According to Mercer’s “2019 Global Talent Trends Study,” 20% of employees in the United States said they would leave their current company because of competitive compensation, yet only 6% of HR leaders said competitive pay is why employees leave.
“Being transparent about pay enables employees to understand how their pay and pay opportunities over time compares to public information in the market and allows employers to strengthen their relationship with their employees,” said Tauseef Rahman, principal with Mercer.
According to Mercer, several factors can complicate organizations’ decisions about being transparent about pay, including some state legislation that entitles candidates and employees to pay information, websites that make pay data publicly accessible and tight labor markets that put a spotlight on the employee value proposition, which encompasses pay.
Mercer has identified three key reasons why pay transparency matters:
- A lack of equitable pay hinders organizations from achieving the workforce diversity they need to thrive in today's economy. Pay transparency goes a long way to holding companies accountable to the pay decisions they make.

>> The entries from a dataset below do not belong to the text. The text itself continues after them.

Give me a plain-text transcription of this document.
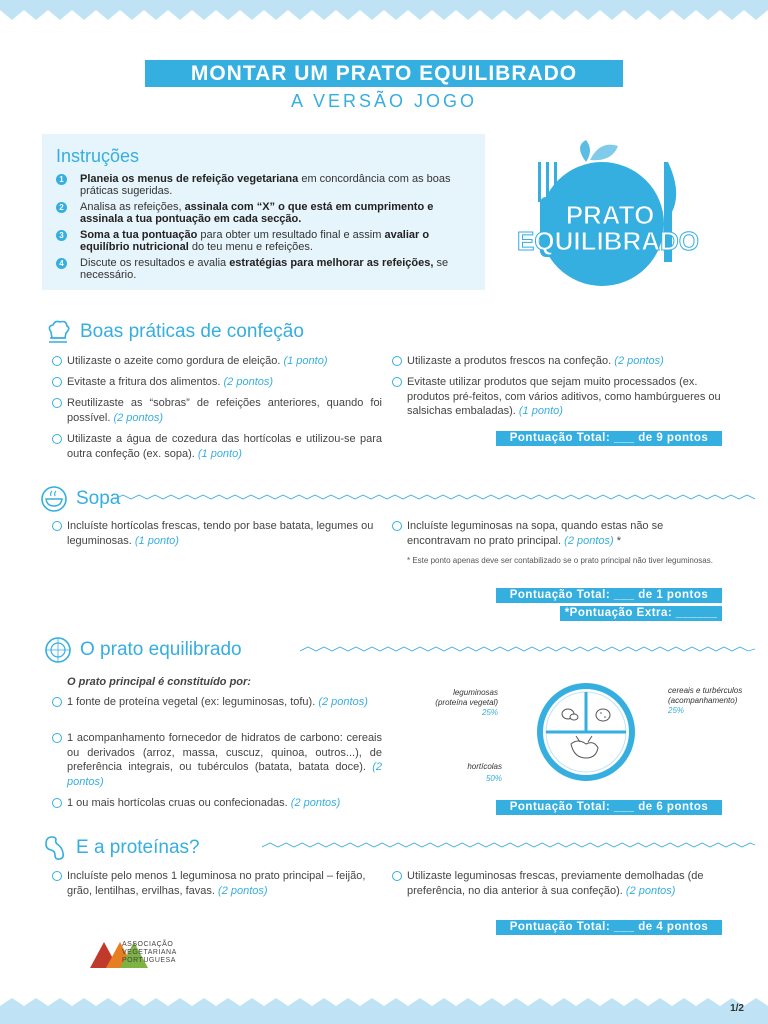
MONTAR UM PRATO EQUILIBRADO
A VERSÃO JOGO
Instruções
1 Planeia os menus de refeição vegetariana em concordância com as boas práticas sugeridas.
2 Analisa as refeições, assinala com “X” o que está em cumprimento e assinala a tua pontuação em cada secção.
3 Soma a tua pontuação para obter um resultado final e assim avaliar o equilíbrio nutricional do teu menu e refeições.
4 Discute os resultados e avalia estratégias para melhorar as refeições, se necessário.
PRATO
EQUILIBRADO
Boas práticas de confeção
Utilizaste o azeite como gordura de eleição. (1 ponto)
Evitaste a fritura dos alimentos. (2 pontos)
Reutilizaste as “sobras” de refeições anteriores, quando foi possível. (2 pontos)
Utilizaste a água de cozedura das hortícolas e utilizou-se para outra confeção (ex. sopa). (1 ponto)
Utilizaste a produtos frescos na confeção. (2 pontos)
Evitaste utilizar produtos que sejam muito processados (ex. produtos pré-feitos, com vários aditivos, como hambúrgueres ou salsichas embaladas). (1 ponto)
Pontuação Total: ___ de 9 pontos
Sopa
Incluíste hortícolas frescas, tendo por base batata, legumes ou leguminosas. (1 ponto)
Incluíste leguminosas na sopa, quando estas não se encontravam no prato principal. (2 pontos) *
* Este ponto apenas deve ser contabilizado se o prato principal não tiver leguminosas.
Pontuação Total: ___ de 1 pontos
*Pontuação Extra: ______
O prato equilibrado
O prato principal é constituído por:
1 fonte de proteína vegetal (ex: leguminosas, tofu). (2 pontos)
1 acompanhamento fornecedor de hidratos de carbono: cereais ou derivados (arroz, massa, cuscuz, quinoa, outros...), de preferência integrais, ou tubérculos (batata, batata doce). (2 pontos)
1 ou mais hortícolas cruas ou confecionadas. (2 pontos)
leguminosas
(proteína vegetal)
25%
cereais e turbérculos
(acompanhamento)
25%
hortícolas
50%
Pontuação Total: ___ de 6 pontos
E a proteínas?
Incluíste pelo menos 1 leguminosa no prato principal – feijão, grão, lentilhas, ervilhas, favas. (2 pontos)
Utilizaste leguminosas frescas, previamente demolhadas (de preferência, no dia anterior à sua confeção). (2 pontos)
Pontuação Total: ___ de 4 pontos
ASSOCIAÇÃO
VEGETARIANA
PORTUGUESA
1/2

- It is important to employees. Mercer’s study found that only 19% of employees in the U.S. grade their company an “A” for equity in pay and promotion. Additionally, over the past five years employee perception of fair pay has declined to 52% from 57%, per an analysis of employee satisfaction data.
- Compensation is no longer information controlled by the company. The digitization and democratization of pay and career data have made it easy for employees to develop their own perceptions about pay for their jobs and an organization’s pay philosophy.
Adapting to pay transparency requires companies and their leaders to let go of traditional views and long-held beliefs of what employees need to know and what employers can control in terms of compensation information. It can have more upsides than downsides for employers, particularly by helping them attract and retain top talent and enhancing their brand.